Leamington Music Festival celebrates Ralph Vaughan Williams' 150th anniversary - The Rugby Observer

Leamington Music Festival celebrates Ralph Vaughan Williams' 150th anniversary

Rugby Editorial 21st Apr, 2022   0

THE 150th anniversary of the birth of composer Ralph Vaughan Williams is celebrated as The Leamington Music Festival returns over the May Bank Holiday weekend.

Williams was born in 1872 and died in 1958. His anniversary is being celebrated throughout 2022 and Leamington Music will make a significant contribution both in the festival and in concerts later in the year.

The May festival, running from April 28 to May 2, features works by people who new Williams, composers he taught and composers he studied with.

There will be music by Benjamin, Bliss, Browne, Butterworth, Elgar, Howells, Maconchy, Orr, Parry, Ravel and Simpson.




Of these, possibly the most surprising is Ravel with whom he studied for three months in the early years of the 20th century.

It will give audiences the chance to enjoy some masterpieces by one of the greatest of French composers – and to speculate on how he inspired Williams.


Performances include:

* The Sacconi Quartet (Leamington Pump Rooms April 28, 7.30pm) – perform Vaughan Williams’ String Quartet No 1 in G minor, Ravel’s String Quartet in F and Elgar’s Piano Quintet in A minor Op 84

* Leonore Piano Trio (Pump Rooms April 29, noon) – Parry’s Piano Trio No 1 in E minor, together with Ravel’s Sonata for Violin and Cello and Piano Trio in A minor

* Ensemble 360 with tenor James Gilchrist tenor and Tim Horton on piano (Pump Rooms April 29, 7.30pm) – Howard Skempton’s The Moon is Flashing and Piano Concerto, together with Beethoven’s An Die ferne Geliebte Op 98 and Williams’ On Wenlock Edge

* Violinist Lana Trotovšek and pianist Maria Canyigueral (Pump Rooms April 30, noon) – perform Tartini’s Violin Sonata in G minor ‘Devil’s Trill’, Williams’ The Lark Ascending, Ravel Violin Sonata No 2 in G and Prokofiev’s Five Pieces from ‘Cinderella’

* Sinfonia of Birmingham with conductor Michael Seal and oboist Nicholas Daniel (All Saints Church April 30, 7.30pm) – Williams’ The Wasps Overture, Oboe Concerto in A minor and Symphony No 5 in D, plus Parry’s An English Suite.

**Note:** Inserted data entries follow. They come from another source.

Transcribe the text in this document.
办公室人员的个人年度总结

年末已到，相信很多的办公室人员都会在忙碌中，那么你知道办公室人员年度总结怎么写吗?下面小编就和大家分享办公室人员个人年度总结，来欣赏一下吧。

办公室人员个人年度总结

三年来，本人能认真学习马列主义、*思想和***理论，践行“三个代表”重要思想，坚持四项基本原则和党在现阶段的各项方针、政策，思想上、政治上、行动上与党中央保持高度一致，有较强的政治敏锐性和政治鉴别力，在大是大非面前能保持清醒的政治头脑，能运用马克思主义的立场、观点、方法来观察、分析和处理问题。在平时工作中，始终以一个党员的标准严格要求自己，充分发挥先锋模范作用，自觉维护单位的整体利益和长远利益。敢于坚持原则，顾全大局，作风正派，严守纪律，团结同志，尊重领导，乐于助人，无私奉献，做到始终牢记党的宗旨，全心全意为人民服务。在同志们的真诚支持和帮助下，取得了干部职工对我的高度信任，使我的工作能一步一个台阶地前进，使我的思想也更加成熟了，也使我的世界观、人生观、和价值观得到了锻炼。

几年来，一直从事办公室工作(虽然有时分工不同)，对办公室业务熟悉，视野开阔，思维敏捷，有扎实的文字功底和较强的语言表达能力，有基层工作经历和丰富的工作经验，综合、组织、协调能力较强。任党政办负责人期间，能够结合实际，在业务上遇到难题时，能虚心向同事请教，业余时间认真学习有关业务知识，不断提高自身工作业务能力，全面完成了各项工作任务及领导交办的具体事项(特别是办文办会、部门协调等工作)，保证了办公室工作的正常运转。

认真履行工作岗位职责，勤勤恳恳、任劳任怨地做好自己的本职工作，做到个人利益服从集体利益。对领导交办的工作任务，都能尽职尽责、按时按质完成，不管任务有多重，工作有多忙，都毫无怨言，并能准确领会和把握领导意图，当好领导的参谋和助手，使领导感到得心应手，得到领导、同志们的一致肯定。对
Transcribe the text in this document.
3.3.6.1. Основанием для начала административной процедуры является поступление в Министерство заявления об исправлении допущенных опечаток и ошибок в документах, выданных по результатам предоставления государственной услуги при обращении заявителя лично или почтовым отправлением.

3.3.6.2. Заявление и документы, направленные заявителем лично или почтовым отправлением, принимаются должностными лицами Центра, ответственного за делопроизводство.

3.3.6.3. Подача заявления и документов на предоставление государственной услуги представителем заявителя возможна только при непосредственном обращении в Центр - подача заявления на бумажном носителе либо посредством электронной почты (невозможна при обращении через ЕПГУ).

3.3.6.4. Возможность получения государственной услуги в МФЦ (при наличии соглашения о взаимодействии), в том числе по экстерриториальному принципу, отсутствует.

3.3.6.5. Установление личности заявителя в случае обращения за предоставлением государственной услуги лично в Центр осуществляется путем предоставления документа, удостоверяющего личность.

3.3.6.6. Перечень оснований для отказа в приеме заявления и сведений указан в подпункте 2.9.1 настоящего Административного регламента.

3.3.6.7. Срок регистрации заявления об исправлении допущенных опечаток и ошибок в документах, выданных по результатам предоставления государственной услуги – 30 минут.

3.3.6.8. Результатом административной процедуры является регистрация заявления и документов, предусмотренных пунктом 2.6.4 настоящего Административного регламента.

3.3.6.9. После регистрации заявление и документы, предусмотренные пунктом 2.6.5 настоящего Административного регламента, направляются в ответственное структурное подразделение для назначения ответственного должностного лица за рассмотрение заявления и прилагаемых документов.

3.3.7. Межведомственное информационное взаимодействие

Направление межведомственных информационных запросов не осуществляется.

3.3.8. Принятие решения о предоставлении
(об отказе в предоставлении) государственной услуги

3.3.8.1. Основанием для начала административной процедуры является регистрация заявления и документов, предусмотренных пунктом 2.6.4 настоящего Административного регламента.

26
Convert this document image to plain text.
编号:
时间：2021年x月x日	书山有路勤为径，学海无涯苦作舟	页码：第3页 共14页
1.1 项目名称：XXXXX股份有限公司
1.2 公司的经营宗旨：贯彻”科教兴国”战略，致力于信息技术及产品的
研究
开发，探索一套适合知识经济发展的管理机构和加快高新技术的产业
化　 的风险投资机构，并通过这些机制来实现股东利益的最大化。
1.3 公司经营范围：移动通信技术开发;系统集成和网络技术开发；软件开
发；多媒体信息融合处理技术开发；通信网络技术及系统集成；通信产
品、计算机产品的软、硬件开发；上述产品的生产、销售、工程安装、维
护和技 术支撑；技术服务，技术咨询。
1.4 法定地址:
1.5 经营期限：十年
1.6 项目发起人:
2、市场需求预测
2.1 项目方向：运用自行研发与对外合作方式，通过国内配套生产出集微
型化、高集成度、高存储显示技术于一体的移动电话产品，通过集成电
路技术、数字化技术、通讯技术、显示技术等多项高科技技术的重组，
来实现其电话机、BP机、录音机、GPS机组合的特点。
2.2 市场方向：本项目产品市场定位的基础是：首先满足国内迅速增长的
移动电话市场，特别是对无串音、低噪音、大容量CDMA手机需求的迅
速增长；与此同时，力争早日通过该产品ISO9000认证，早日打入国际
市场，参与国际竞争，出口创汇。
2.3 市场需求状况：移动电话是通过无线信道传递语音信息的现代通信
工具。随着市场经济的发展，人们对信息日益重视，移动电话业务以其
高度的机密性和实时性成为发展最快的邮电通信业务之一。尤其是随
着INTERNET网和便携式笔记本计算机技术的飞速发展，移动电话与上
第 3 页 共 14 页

* Lynn Arnold and Charles Matthews (Pump Rooms May 1, noon) – Williams’ Suite,

Maconchy’s Preludio, Fugato and Final, Ravel’s Mother Goose Suite, Tovey’s Waltzes

Bliss’s Rout Benjamin Jamaican Rumba, Benjamin’s Jamaican Rumba, together with Skempton’s Plain Sailing and a premiere of a new Skempton work.

* Williams’ expert Dr Ceri Owen will also discuss the works appearing in the festival and his links to other featured composers, interwoven with extracts from his letters to give a personal insight to the process of the great composer, at the Pump Rooms on April 30 at 3pm.

The May festival will also includes works that were to have been given in the Covid-enforced cancelled festivals of 2020 and 2021, including Beethoven whose big year was the first to be hit by the pandemic.

Leamington Music was forced to cancel or postpone more than 40 concerts, but has gained plaudits all round for having put on over 30 concerts in the second half of last year and its spring season is currently flourishing.